In the airport in Belgium I know that you would have enjoyed watching all the people. Seeing thousands of faces (Charlotte, New York City, Brussels) always makes me marvel at how wonderfully unique we are. No two people are alike. Incredible. God. When I look into all of these beautiful faces I miss your face. Sometimes I’ll see someone from behind with hair that looks like yours or who walks like you or I’ll hear a snatch of laughter that sounds like you. Then you come swimming back to me. And I am grateful. Seated at the gate in Brussels we were with everyone going to Rwanda. Beautiful people. Exotic to me. So many have a look similar to Immaculee. Dark, beautiful smiles. I know that you would recognize their beauty. The God in them.

On the plane a little one has had a hard flight. She has cried a lot and whined a lot. Some of the grown ups around her can hardly stand it. You can see it on their faces. Her beautiful mom just hugs her and sings to her and rocks her. And it makes me think of you because you would recognize the beauty in the mom’s kindness, in their love for each other. You hear music in babies’ cries. The God in them.

A Rwandan child with lovely elaborate braids is asleep on the fold down table. Peaceful. Serene. Two Belgian guys are walking down the aisle. Older guys. One stops for a moment and takes in the breathtaking beauty of this innocent little scene. One nudges the other drawing his attention. They both stare at her. Just for a few seconds and then move on. You would have appreciated that little moment. That Godness.

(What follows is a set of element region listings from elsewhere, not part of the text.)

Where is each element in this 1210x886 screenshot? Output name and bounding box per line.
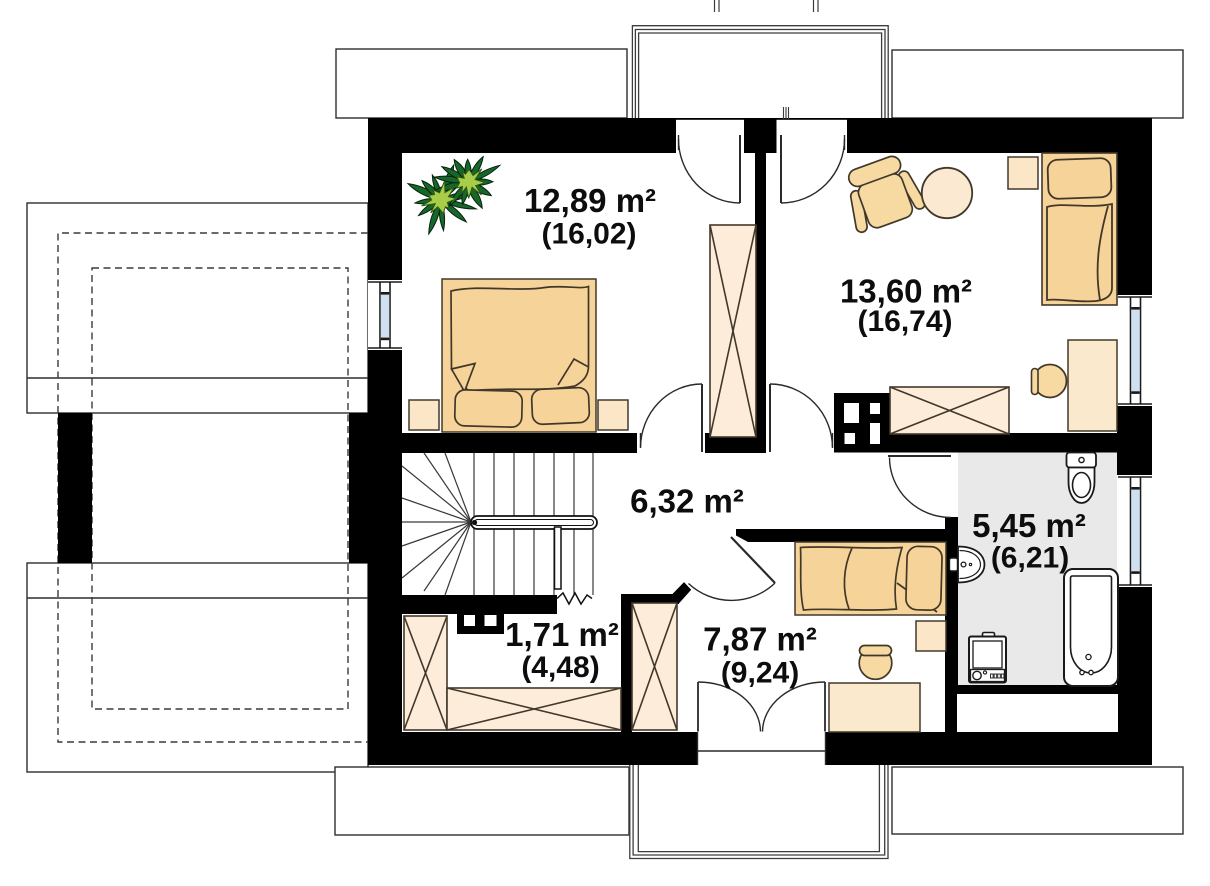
svg-text:12,89 m²: 12,89 m² (524, 182, 656, 219)
svg-text:(6,21): (6,21) (991, 542, 1069, 575)
svg-text:(16,02): (16,02) (541, 218, 636, 251)
svg-text:1,71 m²: 1,71 m² (505, 616, 619, 653)
svg-text:7,87 m²: 7,87 m² (703, 621, 817, 658)
svg-text:13,60 m²: 13,60 m² (840, 273, 972, 310)
svg-text:(4,48): (4,48) (521, 651, 599, 684)
svg-text:(9,24): (9,24) (721, 657, 799, 690)
svg-text:5,45 m²: 5,45 m² (972, 507, 1086, 544)
svg-text:(16,74): (16,74) (857, 305, 952, 338)
svg-text:6,32 m²: 6,32 m² (630, 483, 744, 520)
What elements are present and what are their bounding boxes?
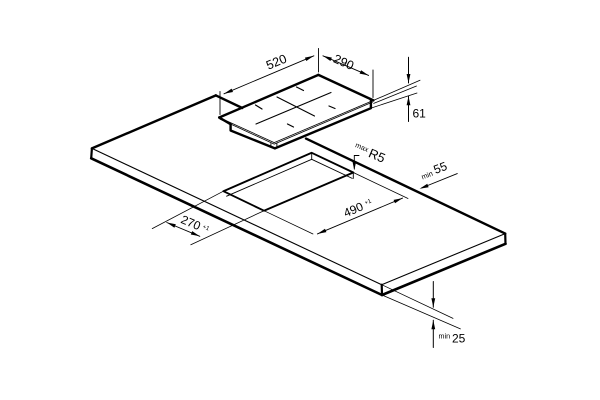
svg-text:25: 25	[452, 331, 466, 345]
svg-text:min: min	[439, 331, 451, 340]
svg-text:61: 61	[413, 107, 427, 121]
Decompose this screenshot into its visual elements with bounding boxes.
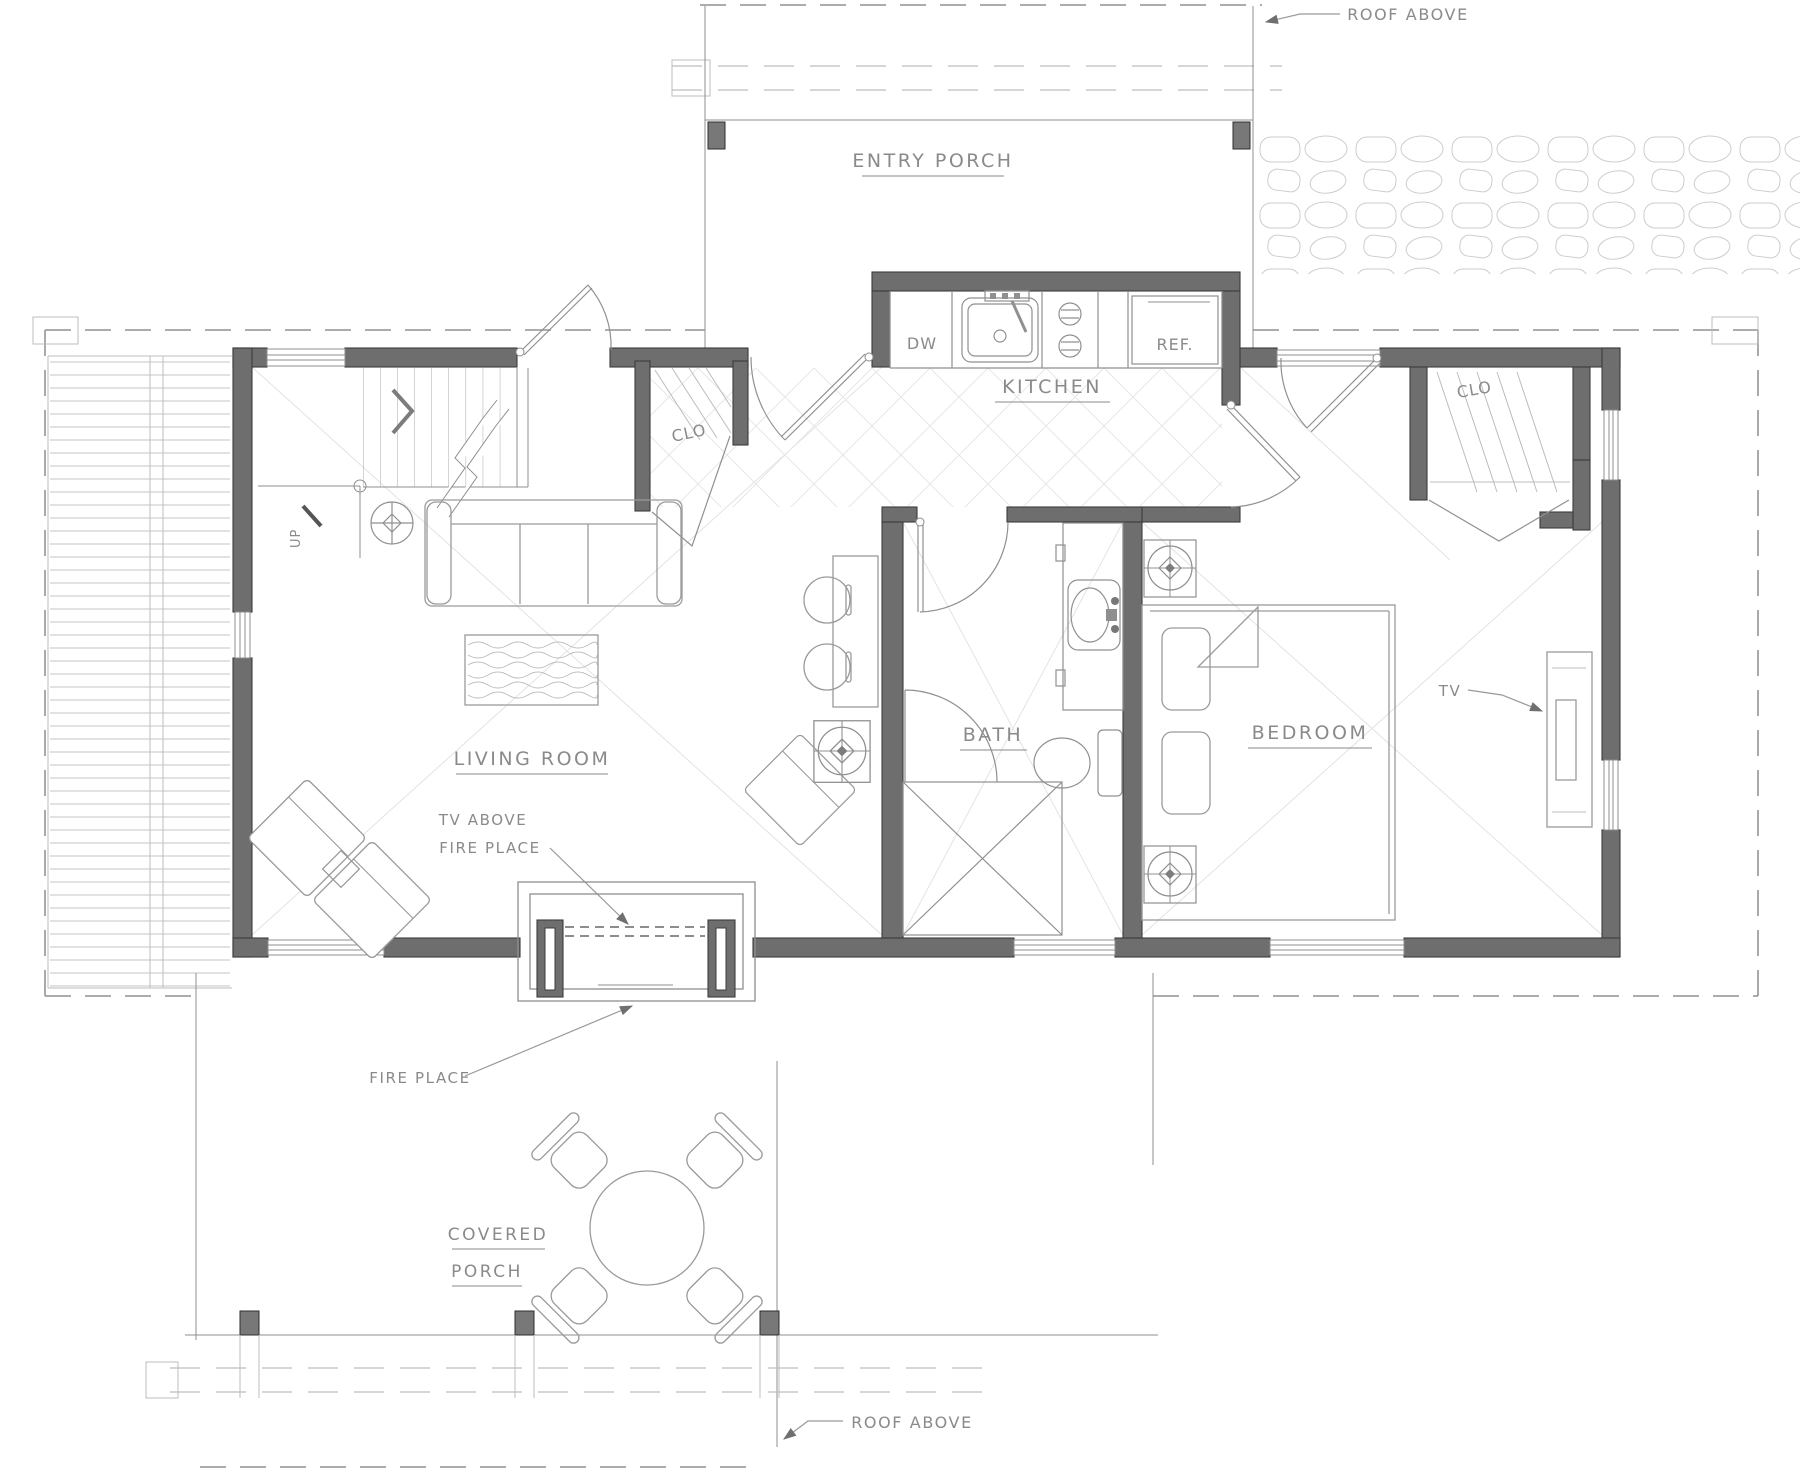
fireplace: FIRE PLACE: [369, 882, 755, 1087]
wall-right: [1602, 348, 1620, 410]
pillow: [1162, 628, 1210, 710]
stair-rail: [258, 486, 360, 558]
range-burners: [1059, 303, 1081, 357]
faucet: [1106, 609, 1117, 621]
bedroom-door: [1227, 401, 1300, 507]
sofa: [425, 500, 682, 606]
dishwasher-label: DW: [907, 334, 937, 353]
tv-leader: [1468, 690, 1542, 711]
door-hinge: [516, 348, 524, 356]
wall-bath-bedroom: [1123, 522, 1142, 938]
wall-top: [1380, 348, 1620, 367]
covered-porch: COVERED PORCH: [146, 973, 1158, 1467]
wall-left: [233, 348, 252, 612]
window: [1604, 410, 1618, 480]
roof-above-top-leader: [1266, 14, 1340, 22]
tv-console: [1547, 652, 1592, 827]
tv-above-leader: [550, 848, 628, 924]
window: [1270, 940, 1404, 955]
window: [1604, 760, 1618, 830]
dining-chair: [530, 1111, 618, 1199]
wall-top: [345, 348, 517, 367]
dining-set: [530, 1111, 765, 1346]
deck-planks: [48, 356, 232, 988]
dining-chair: [530, 1258, 618, 1346]
wall-closet-bedroom: [1573, 460, 1590, 530]
porch-post: [708, 122, 725, 149]
wall-kitchen-top: [872, 272, 1240, 291]
toilet: [1034, 730, 1122, 796]
wall-top: [610, 348, 748, 367]
window: [267, 349, 345, 366]
round-table: [590, 1171, 704, 1285]
bath-label: BATH: [963, 724, 1023, 746]
sink-drain: [994, 330, 1006, 342]
wall-top: [1240, 348, 1277, 367]
stairs: UP: [258, 368, 528, 558]
wall-left: [233, 658, 252, 957]
wall-kitchen-right: [1222, 291, 1240, 405]
wall-closet-bedroom: [1573, 367, 1590, 460]
refrigerator-label: REF.: [1157, 335, 1194, 354]
dining-chair: [677, 1111, 765, 1199]
dining-chair: [677, 1258, 765, 1346]
kitchen-tile-floor: [640, 368, 1222, 507]
porch-steps: [240, 1335, 779, 1398]
bedroom-label: BEDROOM: [1252, 722, 1369, 744]
cabinet-pull: [1056, 670, 1065, 686]
porch-beam-dash: [170, 1368, 985, 1392]
desk-chair: [804, 644, 850, 690]
window: [235, 612, 250, 658]
bath-door: [916, 518, 1008, 612]
closet-bedroom: CLO: [1430, 372, 1570, 492]
living-room-furniture: LIVING ROOM TV ABOVE FIRE PLACE: [248, 500, 878, 959]
stair-treads: [363, 368, 517, 487]
stone-patio: [1256, 132, 1800, 274]
sheet-fold: [1198, 607, 1258, 667]
wall-bottom: [1115, 938, 1270, 957]
rug: [465, 635, 598, 705]
up-label: UP: [289, 529, 304, 548]
closet-rod-lines: [1430, 372, 1570, 492]
kitchen-label: KITCHEN: [1002, 376, 1102, 398]
fire-place-leader: [465, 1006, 632, 1076]
door-hinge: [865, 353, 873, 361]
bedroom-furniture: BEDROOM TV: [1142, 540, 1592, 920]
covered-porch-edges: [185, 973, 1158, 1447]
wall-bottom: [384, 938, 520, 957]
desk: [804, 556, 878, 707]
wall-closet-entry: [733, 361, 748, 445]
counter: [890, 291, 1222, 368]
wall-right: [1602, 480, 1620, 760]
porch-post: [240, 1311, 259, 1335]
desk-chair: [804, 577, 850, 623]
wall-bottom: [1404, 938, 1620, 957]
floor-plan-drawing: ENTRY PORCH: [0, 0, 1800, 1471]
tv-label: TV: [1438, 682, 1462, 700]
faucet-lever: [1012, 301, 1026, 332]
cabinet-pull: [1056, 545, 1065, 561]
porch-post: [1233, 122, 1250, 149]
tv-dashed-outline: [565, 927, 705, 936]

In the airport all announcements were in French, English and some other language (German?). The people who work there are so adept at subtly seeking your language before talking to you. I think French is the default language but they switch over so fast. Incredible to me. Cindy got me a bottle of water so when we got coffee, I bought. $4.00 for water. $4.00 for coffee.

I think of you when I read words put together well or when I hear laughter, when I hear a baby cry or see an old man’s wrinkled smile. Because you would appreciate these things too. I see the world partly through your eyes. And my life is better because of it.